A special triangle corrected

$CF=DC=\frac12$

Let side of small square be $IH=a$

Ratio $\frac{ED}{BD}=1$ , therefore $\frac{IH}{HE}=1$ and $HE=a$

$HF=FG=\frac a2$

$EF=EH+HF=a+\frac a2=\frac{3a}2$

But we know that $EF=\frac12$ , that gives us the equation for $a$ as: $\frac{3a}2=\frac12$ and $a=\frac13$

$FG=\frac a2=\frac16$

Area $[CFG]=\frac12\times CF\times FG=\frac12\times\frac12\times\frac16=\frac1{24}$

Inverse of the area is: $\boxed{24}$

Considering that $BC=1$ , with $D$ as the midpoint of $BC$ , we have $BD=CD=\frac{1}{2}$ . Then $CDEF$ being a square means $DE=EF=CF=CD=\frac{1}{2}$ . Let $FG=x$ . Then $HF=FG=x$ as given in the question which means $EH=EF-HF=\frac{1}{2}-x$ .

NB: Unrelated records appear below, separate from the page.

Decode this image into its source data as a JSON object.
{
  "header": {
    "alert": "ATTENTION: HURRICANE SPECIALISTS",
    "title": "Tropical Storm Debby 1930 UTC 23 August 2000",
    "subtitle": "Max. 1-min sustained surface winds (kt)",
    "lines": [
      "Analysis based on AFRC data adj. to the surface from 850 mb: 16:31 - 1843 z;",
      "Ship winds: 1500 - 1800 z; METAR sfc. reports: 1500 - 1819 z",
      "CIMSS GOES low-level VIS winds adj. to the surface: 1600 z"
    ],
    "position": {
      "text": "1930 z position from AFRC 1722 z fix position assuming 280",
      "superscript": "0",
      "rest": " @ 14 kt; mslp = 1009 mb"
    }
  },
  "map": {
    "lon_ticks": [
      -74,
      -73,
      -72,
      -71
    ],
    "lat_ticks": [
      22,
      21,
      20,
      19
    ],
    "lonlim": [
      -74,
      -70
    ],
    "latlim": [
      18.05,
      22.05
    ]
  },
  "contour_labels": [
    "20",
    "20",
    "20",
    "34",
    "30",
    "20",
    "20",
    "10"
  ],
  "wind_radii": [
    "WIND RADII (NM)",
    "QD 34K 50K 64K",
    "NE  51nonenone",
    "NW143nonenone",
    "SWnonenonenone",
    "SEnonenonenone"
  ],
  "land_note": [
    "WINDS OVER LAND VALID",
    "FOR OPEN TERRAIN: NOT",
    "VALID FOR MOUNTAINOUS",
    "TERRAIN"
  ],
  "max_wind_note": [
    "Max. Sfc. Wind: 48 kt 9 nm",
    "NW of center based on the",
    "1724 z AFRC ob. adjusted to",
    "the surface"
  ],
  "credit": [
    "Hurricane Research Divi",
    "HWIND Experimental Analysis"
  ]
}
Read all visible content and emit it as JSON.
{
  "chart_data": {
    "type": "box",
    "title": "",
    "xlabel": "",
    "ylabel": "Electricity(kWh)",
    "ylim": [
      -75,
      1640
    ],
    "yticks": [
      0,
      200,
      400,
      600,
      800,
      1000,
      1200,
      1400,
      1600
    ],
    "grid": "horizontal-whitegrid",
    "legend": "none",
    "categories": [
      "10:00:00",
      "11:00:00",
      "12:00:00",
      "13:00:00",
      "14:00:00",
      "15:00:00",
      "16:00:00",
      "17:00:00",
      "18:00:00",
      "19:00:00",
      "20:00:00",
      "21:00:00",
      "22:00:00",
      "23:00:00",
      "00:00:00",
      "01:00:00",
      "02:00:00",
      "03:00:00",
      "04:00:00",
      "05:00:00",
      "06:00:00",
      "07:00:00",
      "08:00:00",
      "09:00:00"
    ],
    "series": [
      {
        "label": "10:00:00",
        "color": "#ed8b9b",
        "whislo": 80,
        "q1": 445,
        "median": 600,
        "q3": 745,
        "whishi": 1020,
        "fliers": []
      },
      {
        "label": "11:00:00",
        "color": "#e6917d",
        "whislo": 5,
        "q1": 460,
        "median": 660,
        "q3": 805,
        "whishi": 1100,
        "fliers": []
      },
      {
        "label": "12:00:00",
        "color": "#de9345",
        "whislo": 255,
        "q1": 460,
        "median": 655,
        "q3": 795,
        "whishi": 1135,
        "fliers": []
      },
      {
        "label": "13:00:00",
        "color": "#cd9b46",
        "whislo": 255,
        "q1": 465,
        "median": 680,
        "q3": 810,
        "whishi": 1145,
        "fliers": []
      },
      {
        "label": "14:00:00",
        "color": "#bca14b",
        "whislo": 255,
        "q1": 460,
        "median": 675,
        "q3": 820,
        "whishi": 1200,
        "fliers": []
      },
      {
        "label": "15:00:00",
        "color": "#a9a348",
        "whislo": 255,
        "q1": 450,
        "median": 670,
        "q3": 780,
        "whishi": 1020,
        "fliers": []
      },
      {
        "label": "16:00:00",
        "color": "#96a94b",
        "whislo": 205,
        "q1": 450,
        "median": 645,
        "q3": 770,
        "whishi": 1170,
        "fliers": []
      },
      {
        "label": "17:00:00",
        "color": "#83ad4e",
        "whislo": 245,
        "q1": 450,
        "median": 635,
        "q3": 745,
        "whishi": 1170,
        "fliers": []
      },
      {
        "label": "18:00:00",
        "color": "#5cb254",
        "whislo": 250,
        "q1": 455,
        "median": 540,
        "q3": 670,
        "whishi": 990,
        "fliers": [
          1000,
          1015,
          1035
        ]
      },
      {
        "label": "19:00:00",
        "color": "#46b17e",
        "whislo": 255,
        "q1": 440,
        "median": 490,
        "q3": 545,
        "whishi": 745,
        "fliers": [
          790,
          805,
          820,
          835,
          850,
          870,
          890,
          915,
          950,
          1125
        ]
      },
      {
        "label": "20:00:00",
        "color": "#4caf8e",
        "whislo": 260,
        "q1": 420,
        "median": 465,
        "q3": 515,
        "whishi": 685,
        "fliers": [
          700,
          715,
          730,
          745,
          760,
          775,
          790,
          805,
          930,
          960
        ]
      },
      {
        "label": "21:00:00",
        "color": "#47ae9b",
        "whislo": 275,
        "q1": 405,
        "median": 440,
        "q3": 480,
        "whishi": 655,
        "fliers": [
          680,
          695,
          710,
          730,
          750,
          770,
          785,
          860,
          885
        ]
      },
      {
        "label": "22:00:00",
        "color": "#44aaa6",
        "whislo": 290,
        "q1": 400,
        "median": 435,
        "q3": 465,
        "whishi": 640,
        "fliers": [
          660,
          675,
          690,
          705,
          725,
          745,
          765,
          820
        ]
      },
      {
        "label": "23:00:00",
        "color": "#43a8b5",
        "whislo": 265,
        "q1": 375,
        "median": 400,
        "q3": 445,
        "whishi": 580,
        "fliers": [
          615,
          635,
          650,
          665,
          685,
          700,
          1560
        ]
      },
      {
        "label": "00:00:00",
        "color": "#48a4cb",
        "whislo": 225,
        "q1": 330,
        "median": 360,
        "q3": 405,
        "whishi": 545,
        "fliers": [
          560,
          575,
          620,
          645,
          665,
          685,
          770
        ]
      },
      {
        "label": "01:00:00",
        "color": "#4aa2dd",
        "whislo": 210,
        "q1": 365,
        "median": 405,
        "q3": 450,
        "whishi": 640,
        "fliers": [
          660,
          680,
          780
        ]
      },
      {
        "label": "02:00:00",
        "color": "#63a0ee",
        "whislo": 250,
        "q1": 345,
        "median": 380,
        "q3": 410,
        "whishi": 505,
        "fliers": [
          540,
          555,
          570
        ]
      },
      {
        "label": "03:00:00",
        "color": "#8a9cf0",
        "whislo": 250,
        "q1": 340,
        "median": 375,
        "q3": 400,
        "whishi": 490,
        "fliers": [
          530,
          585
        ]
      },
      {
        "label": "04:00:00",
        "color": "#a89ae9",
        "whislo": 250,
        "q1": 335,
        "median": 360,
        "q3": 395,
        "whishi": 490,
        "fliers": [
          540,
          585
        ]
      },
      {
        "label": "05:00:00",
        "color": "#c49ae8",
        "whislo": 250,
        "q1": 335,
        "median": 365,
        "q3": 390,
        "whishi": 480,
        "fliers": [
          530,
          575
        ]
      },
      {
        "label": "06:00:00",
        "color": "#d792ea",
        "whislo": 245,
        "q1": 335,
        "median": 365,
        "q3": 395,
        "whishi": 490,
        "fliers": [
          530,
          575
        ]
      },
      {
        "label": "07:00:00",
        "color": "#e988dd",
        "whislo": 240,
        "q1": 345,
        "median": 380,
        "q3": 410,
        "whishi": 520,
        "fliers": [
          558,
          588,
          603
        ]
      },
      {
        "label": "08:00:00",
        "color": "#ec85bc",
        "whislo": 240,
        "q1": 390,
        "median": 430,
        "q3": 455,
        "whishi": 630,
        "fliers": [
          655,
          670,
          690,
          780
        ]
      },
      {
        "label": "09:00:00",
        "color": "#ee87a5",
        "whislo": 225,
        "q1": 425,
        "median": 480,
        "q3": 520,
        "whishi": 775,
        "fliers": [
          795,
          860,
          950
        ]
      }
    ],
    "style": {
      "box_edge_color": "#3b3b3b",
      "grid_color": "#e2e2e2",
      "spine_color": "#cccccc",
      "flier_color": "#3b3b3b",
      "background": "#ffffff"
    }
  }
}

Now note that $BDE$ and $EHI$ are similar triangles as $BD$ and $EH$ are parallel and so are $DE$ and $HI$ . Therefore $\frac{EH}{HI}=\frac{BD}{DE}=1$ which means $HI=EH=\frac{1}{2}-x$ . Considering $GHIJ$ is also a square, $GH=HI=\frac{1}{2}-x$ . Moreover, $GH=HF+FG=x+x=(1+1)x=2x$ . Therefore:

$2x=\frac{1}{2}-x$

$2x+x=\frac{1}{2}$

$(2+1)x=\frac{1}{2}$

$3x=\frac{1}{2}$

$x=\frac{1}{3\times2}$

$x=\frac{1}{6}$

Therefore, the area of $CFG=\frac{1}{2} \times CF \times FG=\frac{1}{2} \times \frac{1}{2} \times \frac{1}{6}$ , the reciprocal of which is $2\times 2\times 6=4\times 6=\boxed{24}$